Bir güvercini gagasından yakalamak lazım sevmek için,
üstelik incitmeden filleri
Sonra hesaplamak lazım kaç uçmak kaç kanattan çıkıyor
Kaç kadını orospuya çevirmek lazım usta, bi kez aşık olmak için
Ve sersemletmek var bir ergeni sözlüğünü vermediğinden
Bu durumda aylantusların yüzsüzlüğü bize denk midir mesela
Sonra dualarımız yüzünden çınar taklidi yapan bir tanrı var : dilenci…
Karıştırma renkleri! “dil” in dönmediği adalar var hala ve hüznü keşfedilmiş.
Üzerinde tek bi ot yaşamasa da var usta, biliyorsun!
Kupkururu bi ağlamak, sırılsıklam susmak var mesela
Avuçlarını bi kez bile açmamış adamlar var, bilmiyorsun!

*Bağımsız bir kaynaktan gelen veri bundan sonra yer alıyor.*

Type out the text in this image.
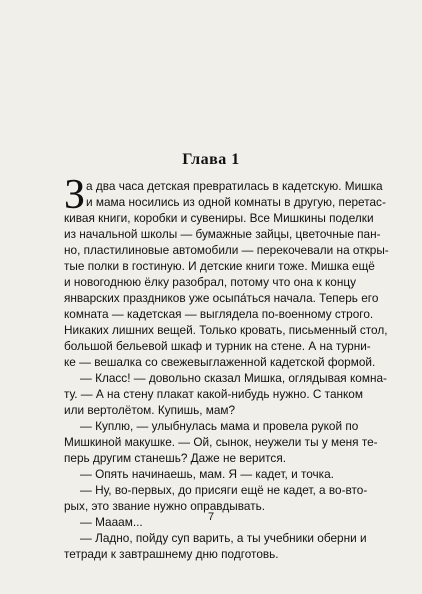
Глава 1
З а два часа детская превратилась в кадетскую. Мишка
и мама носились из одной комнаты в другую, перетас-
кивая книги, коробки и сувениры. Все Мишкины поделки
из начальной школы — бумажные зайцы, цветочные пан-
но, пластилиновые автомобили — перекочевали на откры-
тые полки в гостиную. И детские книги тоже. Мишка ещё
и новогоднюю ёлку разобрал, потому что она к концу
январских праздников уже осыпа́ться начала. Теперь его
комната — кадетская — выглядела по-военному строго.
Никаких лишних вещей. Только кровать, письменный стол,
большой бельевой шкаф и турник на стене. А на турни-
ке — вешалка со свежевыглаженной кадетской формой.
— Класс! — довольно сказал Мишка, оглядывая комна-
ту. — А на стену плакат какой-нибудь нужно. С танком
или вертолётом. Купишь, мам?
— Куплю, — улыбнулась мама и провела рукой по
Мишкиной макушке. — Ой, сынок, неужели ты у меня те-
перь другим станешь? Даже не верится.
— Опять начинаешь, мам. Я — кадет, и точка.
— Ну, во-первых, до присяги ещё не кадет, а во-вто-
рых, это звание нужно оправдывать.
— Мааам...
— Ладно, пойду суп варить, а ты учебники оберни и
тетради к завтрашнему дню подготовь.
7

Bir savaş çıkaramazsın bu saydıklarımdan- ama huzursuz!
Sevilmek bi hiçtir ; bilmiyorsan öğren ama biliyorsun!
Sonra bi sokakköpeğini sevmeye, bi siyasetçiyi dövmeye çalış “dil”in döndüğünce.
Mutluluk vardır usta! kiliseler, harabeler, tatilköyleri kadar gerçektir üstelik.
Tersine gidersen gidilenin, göreceksin…çünkü mutsuzluğun gölgesinde öpüşür aşk!
Bak, ben kocaman bi adam olmayı istemedim hiç
Hiç istemedim “dil”in döndüğü-dönebildiği cümleler kurmayı
Bu kadar anlaşılmayı hak etmiyordum üstelik…
Kapılar var, pencereler var, duvarlar…ben bunları düşünüyordum.
“ kollarımız çolaklaştırılmış kanatlarımızdır ve
“sarılmak” , bizi birbirimize tutamayacağımız sözlerle bağlar” diyordum.
Evler, kombiler, taksiler, koltuktakımları var mesela; bizi doğadan araklıyorlar bunlar usta!
bu hayat kerhane, kumarhane ve tımarhanedir!
Çayırda oturmuş o dereye bakarak bunları düşünüyordum usta:
“Suya para veriyorsak, tüm aşklar plastiktir!”